Im Unterschied zu den Kapitalverbrechen dominierten bei Delikten, die meist mit Bussen bestraft wurden, Vergehen gegen Personen (Schelt- und Schlaghändel), die von einer Vielzahl von Gerichten abgeurteilt wurden. Die verhängten Strafen dienten weniger der Ausgrenzung als der Friedenssicherung und der Wiederherstellung der Ehre der Betroffenen. Im Bereich dieser Kleinkriminalität zeichnete sich beispielsweise in Neuenburg seit dem 18. Jahrhundert eine Zunahme der Eigentumsdelikte ab. Als neues Feld obrigkeitlicher Strafpolitik setzte sich seit der Reformation und verstärkt seit Ende des 16. Jahrhunderts, ausgehend von Zürich, in reformierten, dann auch in katholischen Regionen, eine zunehmend repressive Moralpolitik durch, die sich in den Ehe- und Sittengerichten neue, weltliche Organe zur Verfolgung schuf, deren Erfolg sowohl in zeitlicher als auch regionaler Hinsicht unterschiedlich beurteilt wird. An Stelle der gerichtlichen Auseinandersetzung zwischen den Prozessparteien trat mit der Entstehung des frühmodernen Staates das obrigkeitliche Gericht, was zu einer Ausdehnung und Verschärfung der öffentlichen Ehrenstrafen wie etwa des Prangers, der Trülle oder des Halseisens führte. Insbesondere Delikte gegen obrigkeitliche Mandate zogen eine Verfolgung nach sich. Marginalisiert wurden vor allem die fremden Bettler (Bettelwesen, Randgruppen). Diese Kriminalisierungsbestrebungen fanden ihren Höhepunkt in den Bettlerjagden des 18. Jahrhunderts. Gleichzeitig verschärfte sich auch in anderen Bereichen der Strafverfolgung die Repression gegenüber sozioökonomisch Schwachen, etwa den ledigen Müttern. Die Bussengerichtsbarkeit hatte neben ihrem sanktionierenden Charakter auch eine Bedeutung als Einkommensquelle des vormodernen Staates. Deshalb ist die Interpretation wachsender Busseneingänge als Zeichen zunehmender Kriminalisierung der Gesellschaft (v.a. in Krisenzeiten) mit Vorsicht aufzunehmen. Kennzeichnend ist für das Spätmittelalter wie für die frühe Neuzeit die Furcht der Obrigkeiten vor politischem Widerstand.

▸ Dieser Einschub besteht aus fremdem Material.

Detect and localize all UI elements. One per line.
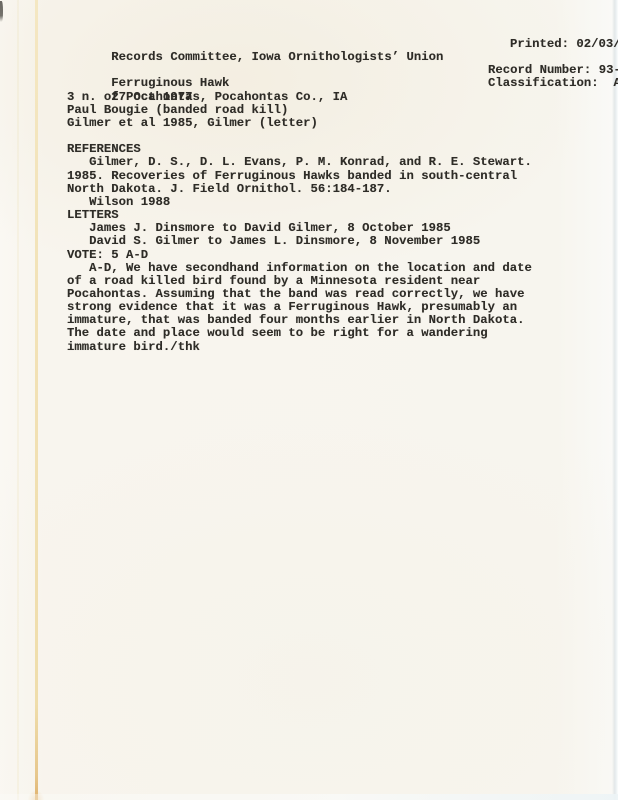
reference-line: 1985. Recoveries of Ferruginous Hawks ba… — [67, 170, 607, 183]
comment-line: of a road killed bird found by a Minneso… — [67, 275, 607, 288]
scanned-document-page: Records Committee, Iowa Ornithologists’ … — [0, 0, 618, 800]
observer-line: Paul Bougie (banded road kill) — [67, 104, 607, 117]
reference-line: Gilmer, D. S., D. L. Evans, P. M. Konrad… — [67, 156, 607, 169]
citation-line: Gilmer et al 1985, Gilmer (letter) — [67, 117, 607, 130]
document-text: Records Committee, Iowa Ornithologists’ … — [67, 38, 607, 354]
vote-line: VOTE: 5 A-D — [67, 249, 607, 262]
location-line: 3 n. of Pocahontas, Pocahontas Co., IA — [67, 91, 607, 104]
paper-crease-faint-line — [17, 0, 19, 800]
report-header-line: Records Committee, Iowa Ornithologists’ … — [67, 38, 607, 51]
reference-line: Wilson 1988 — [67, 196, 607, 209]
reference-line: North Dakota. J. Field Ornithol. 56:184-… — [67, 183, 607, 196]
page-bottom-edge — [0, 794, 618, 800]
printed-date: Printed: 02/03/94 — [510, 38, 618, 51]
blank-line — [67, 130, 607, 143]
paper-crease-line — [35, 0, 38, 800]
letter-line: David S. Gilmer to James L. Dinsmore, 8 … — [67, 235, 607, 248]
date-classification-line: 27 Oct 1977 Classification: A-D — [67, 77, 607, 90]
comment-line: immature bird./thk — [67, 341, 607, 354]
classification: Classification: A-D — [488, 77, 618, 90]
comment-line: A-D, We have secondhand information on t… — [67, 262, 607, 275]
page-right-edge-shadow — [612, 0, 618, 800]
scan-artifact-mark — [0, 1, 3, 22]
comment-line: The date and place would seem to be righ… — [67, 327, 607, 340]
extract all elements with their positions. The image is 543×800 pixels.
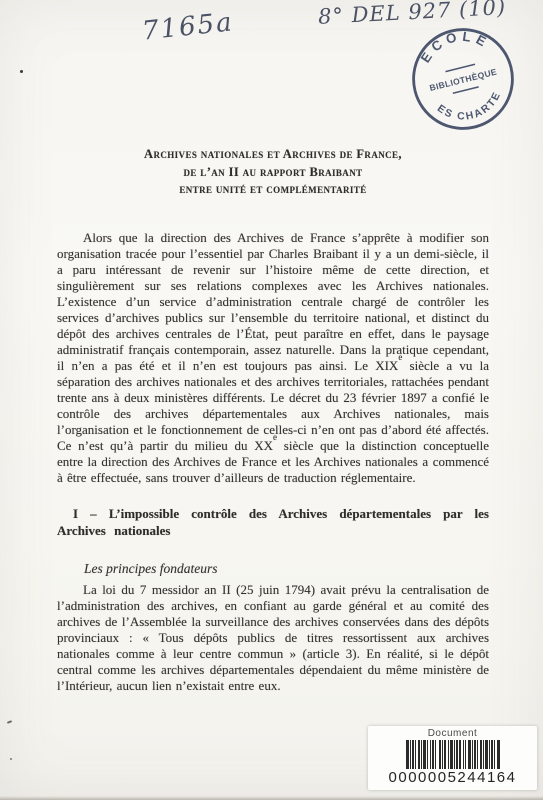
scanned-page: 7165a 8° DEL 927 (10) ECOLE BIBLIOTHÈQUE… bbox=[0, 0, 543, 800]
barcode-bars-icon bbox=[406, 740, 500, 769]
title-line-2: de l’an II au rapport Braibant bbox=[57, 164, 489, 182]
century-superscript: e bbox=[273, 432, 277, 442]
century-superscript: e bbox=[398, 352, 402, 362]
barcode-label: Document bbox=[428, 728, 478, 739]
stamp-upper-rule bbox=[445, 64, 474, 71]
svg-text:ECOLE: ECOLE bbox=[413, 21, 495, 68]
scan-speck bbox=[20, 70, 23, 73]
scan-edge-shadow bbox=[0, 796, 543, 800]
title-line-1: Archives nationales et Archives de Franc… bbox=[57, 146, 489, 164]
stamp-middle-text: BIBLIOTHÈQUE bbox=[428, 66, 498, 93]
library-stamp-icon: ECOLE BIBLIOTHÈQUE DES CHARTES bbox=[394, 10, 532, 148]
scan-speck bbox=[10, 758, 12, 760]
paragraph-2: La loi du 7 messidor an II (25 juin 1794… bbox=[57, 582, 489, 694]
section-heading: I – L’impossible contrôle des Archives d… bbox=[57, 505, 489, 540]
barcode-number: 0000005244164 bbox=[389, 769, 517, 786]
subsection-heading: Les principes fondateurs bbox=[84, 561, 489, 577]
paragraph-1: Alors que la direction des Archives de F… bbox=[57, 230, 489, 486]
article-title: Archives nationales et Archives de Franc… bbox=[57, 146, 489, 199]
handwritten-accession-number: 7165a bbox=[141, 7, 235, 46]
scan-speck bbox=[7, 720, 12, 724]
title-line-3: entre unité et complémentarité bbox=[57, 181, 489, 199]
barcode-sticker: Document 0000005244164 bbox=[368, 726, 537, 790]
text-column: Archives nationales et Archives de Franc… bbox=[57, 146, 489, 694]
stamp-top-text: ECOLE bbox=[413, 21, 495, 68]
paragraph-1-text: Alors que la direction des Archives de F… bbox=[57, 230, 489, 373]
stamp-lower-rule bbox=[453, 87, 479, 93]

Hinrichtung von Rosine Graetz 1731. Anonyme Flugschrift, gedruckt in Zürich (Zentralbibliothek Zürich, Graphische Sammlung und Fotoarchiv).
Hinrichtung von Rosine Graetz 1731. Anonyme Flugschrift, gedruckt in Zürich (Zentralbibliothek Zürich, Graphische Sammlung und Fotoarchiv). […]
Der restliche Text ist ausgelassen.